“嘿嘿……玄陽神女不是一般女子,自要明媒正娶,方才算正式結為道侶,更何況百浪道友撿了便宜,浪蕩山巴不得攀上大日山,自是要早點敲定此事,才能安生。”
清虛子笑道:“屆時,靠著大日山和浪蕩山的顏面,怕是有不少真神道統都會雲集。聽聞雷火神君也有意促成此事,此番青銅海死去的真神太多,連日哀喪,需要一件喜事來匡扶門面,去去晦氣。”
“這倒也是。
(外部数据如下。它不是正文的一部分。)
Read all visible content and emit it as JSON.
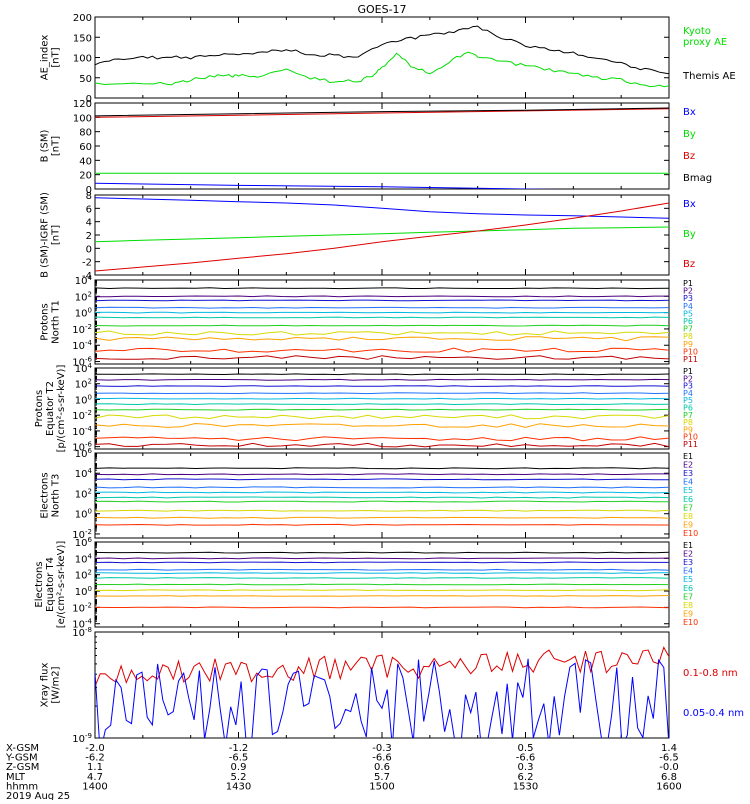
{
  "title": "GOES-17",
  "colors": {
    "black": "#000000",
    "blue": "#0000ff",
    "green": "#00dd00",
    "red": "#dd0000",
    "p_colors": [
      "#000000",
      "#4a0080",
      "#1010d0",
      "#1f70ff",
      "#00b8e0",
      "#00c8a8",
      "#20d020",
      "#d8d800",
      "#ffa000",
      "#ff3000",
      "#c00000"
    ],
    "e_colors": [
      "#000000",
      "#4a0080",
      "#1010d0",
      "#1f70ff",
      "#00b8e0",
      "#00c8a8",
      "#20d020",
      "#d8d800",
      "#ffa000",
      "#ff3000",
      "#a00000"
    ]
  },
  "chart_data": [
    {
      "type": "line",
      "id": "ae",
      "ylabel": "AE_index\n[nT]",
      "ylim": [
        0,
        200
      ],
      "yticks": [
        "0",
        "50",
        "100",
        "150",
        "200"
      ],
      "series": [
        {
          "name": "Kyoto\nproxy AE",
          "color": "green",
          "x": [
            1400,
            1410,
            1416,
            1420,
            1425,
            1428,
            1430,
            1434,
            1440,
            1445,
            1450,
            1455,
            1458,
            1500,
            1503,
            1506,
            1510,
            1514,
            1518,
            1520,
            1525,
            1530,
            1535,
            1540,
            1545,
            1550,
            1555,
            1600
          ],
          "values": [
            35,
            35,
            35,
            45,
            55,
            55,
            55,
            55,
            70,
            50,
            40,
            42,
            55,
            75,
            110,
            80,
            60,
            90,
            115,
            100,
            90,
            80,
            70,
            60,
            50,
            45,
            30,
            30
          ]
        },
        {
          "name": "Themis AE",
          "color": "black",
          "x": [
            1400,
            1405,
            1410,
            1415,
            1420,
            1425,
            1430,
            1435,
            1440,
            1445,
            1450,
            1455,
            1500,
            1505,
            1510,
            1515,
            1520,
            1525,
            1530,
            1535,
            1540,
            1545,
            1550,
            1555,
            1600
          ],
          "values": [
            85,
            95,
            100,
            100,
            100,
            105,
            110,
            112,
            120,
            108,
            105,
            102,
            130,
            145,
            155,
            165,
            175,
            150,
            130,
            120,
            110,
            100,
            85,
            70,
            60
          ]
        }
      ]
    },
    {
      "type": "line",
      "id": "bsm",
      "ylabel": "B (SM)\n[nT]",
      "ylim": [
        0,
        120
      ],
      "yticks": [
        "0",
        "20",
        "40",
        "60",
        "80",
        "100",
        "120"
      ],
      "series": [
        {
          "name": "Bx",
          "color": "blue",
          "x": [
            1400,
            1430,
            1500,
            1530,
            1600
          ],
          "values": [
            8,
            5,
            3,
            0,
            -3
          ]
        },
        {
          "name": "By",
          "color": "green",
          "x": [
            1400,
            1430,
            1500,
            1530,
            1600
          ],
          "values": [
            22,
            22,
            22,
            22,
            22
          ]
        },
        {
          "name": "Bz",
          "color": "red",
          "x": [
            1400,
            1430,
            1500,
            1530,
            1600
          ],
          "values": [
            100,
            103,
            106,
            109,
            112
          ]
        },
        {
          "name": "Bmag",
          "color": "black",
          "x": [
            1400,
            1430,
            1500,
            1530,
            1600
          ],
          "values": [
            102,
            105,
            108,
            110,
            113
          ]
        }
      ]
    },
    {
      "type": "line",
      "id": "bdiff",
      "ylabel": "B (SM)-IGRF (SM)\n[nT]",
      "ylim": [
        -4,
        8
      ],
      "yticks": [
        "-4",
        "-2",
        "0",
        "2",
        "4",
        "6",
        "8"
      ],
      "series": [
        {
          "name": "Bx",
          "color": "blue",
          "x": [
            1400,
            1410,
            1420,
            1430,
            1440,
            1450,
            1500,
            1510,
            1520,
            1530,
            1540,
            1550,
            1600
          ],
          "values": [
            7.6,
            7.4,
            7.2,
            7.0,
            6.8,
            6.5,
            6.0,
            5.5,
            5.2,
            5.0,
            4.9,
            4.7,
            4.5
          ]
        },
        {
          "name": "By",
          "color": "green",
          "x": [
            1400,
            1410,
            1420,
            1430,
            1440,
            1450,
            1500,
            1510,
            1520,
            1530,
            1540,
            1550,
            1600
          ],
          "values": [
            1.0,
            1.2,
            1.4,
            1.6,
            1.8,
            2.0,
            2.2,
            2.4,
            2.6,
            2.8,
            3.0,
            3.1,
            3.2
          ]
        },
        {
          "name": "Bz",
          "color": "red",
          "x": [
            1400,
            1410,
            1420,
            1430,
            1440,
            1450,
            1500,
            1510,
            1520,
            1530,
            1540,
            1550,
            1600
          ],
          "values": [
            -3.4,
            -2.8,
            -2.2,
            -1.5,
            -0.8,
            0.0,
            1.0,
            1.8,
            2.6,
            3.5,
            4.5,
            5.6,
            6.8
          ]
        }
      ]
    },
    {
      "type": "line",
      "id": "prot1",
      "log": true,
      "ylabel": "Protons\nNorth T1",
      "ylim": [
        -6.3,
        4
      ],
      "yticks": [
        "10^4",
        "10^2",
        "10^0",
        "10^-2",
        "10^-4",
        "10^-6"
      ],
      "series": [
        {
          "name": "P1",
          "log10": [
            3.0
          ]
        },
        {
          "name": "P2",
          "log10": [
            2.0
          ]
        },
        {
          "name": "P3",
          "log10": [
            1.5
          ]
        },
        {
          "name": "P4",
          "log10": [
            0.6
          ]
        },
        {
          "name": "P5",
          "log10": [
            0.0
          ]
        },
        {
          "name": "P6",
          "log10": [
            -0.6
          ]
        },
        {
          "name": "P7",
          "log10": [
            -1.6
          ]
        },
        {
          "name": "P8",
          "log10": [
            -2.5
          ]
        },
        {
          "name": "P9",
          "log10": [
            -3.2
          ]
        },
        {
          "name": "P10",
          "log10": [
            -4.6
          ]
        },
        {
          "name": "P11",
          "log10": [
            -5.5
          ]
        }
      ]
    },
    {
      "type": "line",
      "id": "prot2",
      "log": true,
      "ylabel": "Protons\nEquator T2\n[p/(cm²-s-sr-keV)]",
      "ylim": [
        -6.3,
        4
      ],
      "yticks": [
        "10^4",
        "10^2",
        "10^0",
        "10^-2",
        "10^-4",
        "10^-6"
      ],
      "series": [
        {
          "name": "P1",
          "log10": [
            3.2
          ]
        },
        {
          "name": "P2",
          "log10": [
            2.5
          ]
        },
        {
          "name": "P3",
          "log10": [
            1.7
          ]
        },
        {
          "name": "P4",
          "log10": [
            0.8
          ]
        },
        {
          "name": "P5",
          "log10": [
            0.1
          ]
        },
        {
          "name": "P6",
          "log10": [
            -0.6
          ]
        },
        {
          "name": "P7",
          "log10": [
            -1.3
          ]
        },
        {
          "name": "P8",
          "log10": [
            -2.2
          ]
        },
        {
          "name": "P9",
          "log10": [
            -3.3
          ]
        },
        {
          "name": "P10",
          "log10": [
            -5.0
          ]
        },
        {
          "name": "P11",
          "log10": [
            -5.8
          ]
        }
      ]
    },
    {
      "type": "line",
      "id": "elec3",
      "log": true,
      "ylabel": "Electrons\nNorth T3",
      "ylim": [
        -2.4,
        6
      ],
      "yticks": [
        "10^6",
        "10^4",
        "10^2",
        "10^0",
        "10^-2"
      ],
      "series": [
        {
          "name": "E1",
          "log10": [
            4.5
          ]
        },
        {
          "name": "E2",
          "log10": [
            3.9
          ]
        },
        {
          "name": "E3",
          "log10": [
            3.4
          ]
        },
        {
          "name": "E4",
          "log10": [
            2.6
          ]
        },
        {
          "name": "E5",
          "log10": [
            2.1
          ]
        },
        {
          "name": "E6",
          "log10": [
            1.6
          ]
        },
        {
          "name": "E7",
          "log10": [
            1.2
          ]
        },
        {
          "name": "E8",
          "log10": [
            0.3
          ]
        },
        {
          "name": "E9",
          "log10": [
            -0.4
          ]
        },
        {
          "name": "E10",
          "log10": [
            -1.1
          ]
        }
      ]
    },
    {
      "type": "line",
      "id": "elec4",
      "log": true,
      "ylabel": "Electrons\nEquator T4\n[e/(cm²-s-sr-keV)]",
      "ylim": [
        -4.4,
        6
      ],
      "yticks": [
        "10^6",
        "10^4",
        "10^2",
        "10^0",
        "10^-2",
        "10^-4"
      ],
      "series": [
        {
          "name": "E1",
          "log10": [
            4.7
          ]
        },
        {
          "name": "E2",
          "log10": [
            4.0
          ]
        },
        {
          "name": "E3",
          "log10": [
            3.5
          ]
        },
        {
          "name": "E4",
          "log10": [
            2.6
          ]
        },
        {
          "name": "E5",
          "log10": [
            2.2
          ]
        },
        {
          "name": "E6",
          "log10": [
            1.6
          ]
        },
        {
          "name": "E7",
          "log10": [
            0.8
          ]
        },
        {
          "name": "E8",
          "log10": [
            0.1
          ]
        },
        {
          "name": "E9",
          "log10": [
            -0.6
          ]
        },
        {
          "name": "E10",
          "log10": [
            -2.0
          ]
        }
      ]
    },
    {
      "type": "line",
      "id": "xray",
      "log": true,
      "ylabel": "Xray flux\n[W/m2]",
      "ylim": [
        -9,
        -8
      ],
      "yticks": [
        "10^-8",
        "10^-9"
      ],
      "series": [
        {
          "name": "0.1-0.8 nm",
          "color": "red",
          "log10": [
            -8.4
          ]
        },
        {
          "name": "0.05-0.4 nm",
          "color": "blue",
          "log10": [
            -8.7
          ]
        }
      ]
    }
  ],
  "x_axis": {
    "xlim": [
      1400,
      1600
    ],
    "rows": [
      {
        "label": "X-GSM",
        "values": [
          "-2.0",
          "-1.2",
          "-0.3",
          "0.5",
          "1.4"
        ]
      },
      {
        "label": "Y-GSM",
        "values": [
          "-6.2",
          "-6.5",
          "-6.6",
          "-6.6",
          "-6.5"
        ]
      },
      {
        "label": "Z-GSM",
        "values": [
          "1.1",
          "0.9",
          "0.6",
          "0.3",
          "-0.0"
        ]
      },
      {
        "label": "MLT",
        "values": [
          "4.7",
          "5.2",
          "5.7",
          "6.2",
          "6.8"
        ]
      },
      {
        "label": "hhmm",
        "values": [
          "1400",
          "1430",
          "1500",
          "1530",
          "1600"
        ]
      }
    ],
    "date": "2019 Aug 25"
  }
}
”
古夜微微頷首。
死的人太多,心生不滿的人自然也多了起來。
多搞出一些雜事,混淆視聽,也能儘快減輕青銅海失利帶來的影響。
……
與此同時。
伏陰宮深處,雷火神殿。
小雷音寺的寶船落下。
雷火神君率領伏陰宮諸多要員,出殿相迎。
“雷火神君!”
那船首所立的青年佛子,眉心有著一道佛印,此刻也是率領身後若干僧侶,自寶船而下。
這位慈眉善目的佛子地位像是頗高,面對雷火神君,也只是略微行了個佛禮,態度不卑不亢。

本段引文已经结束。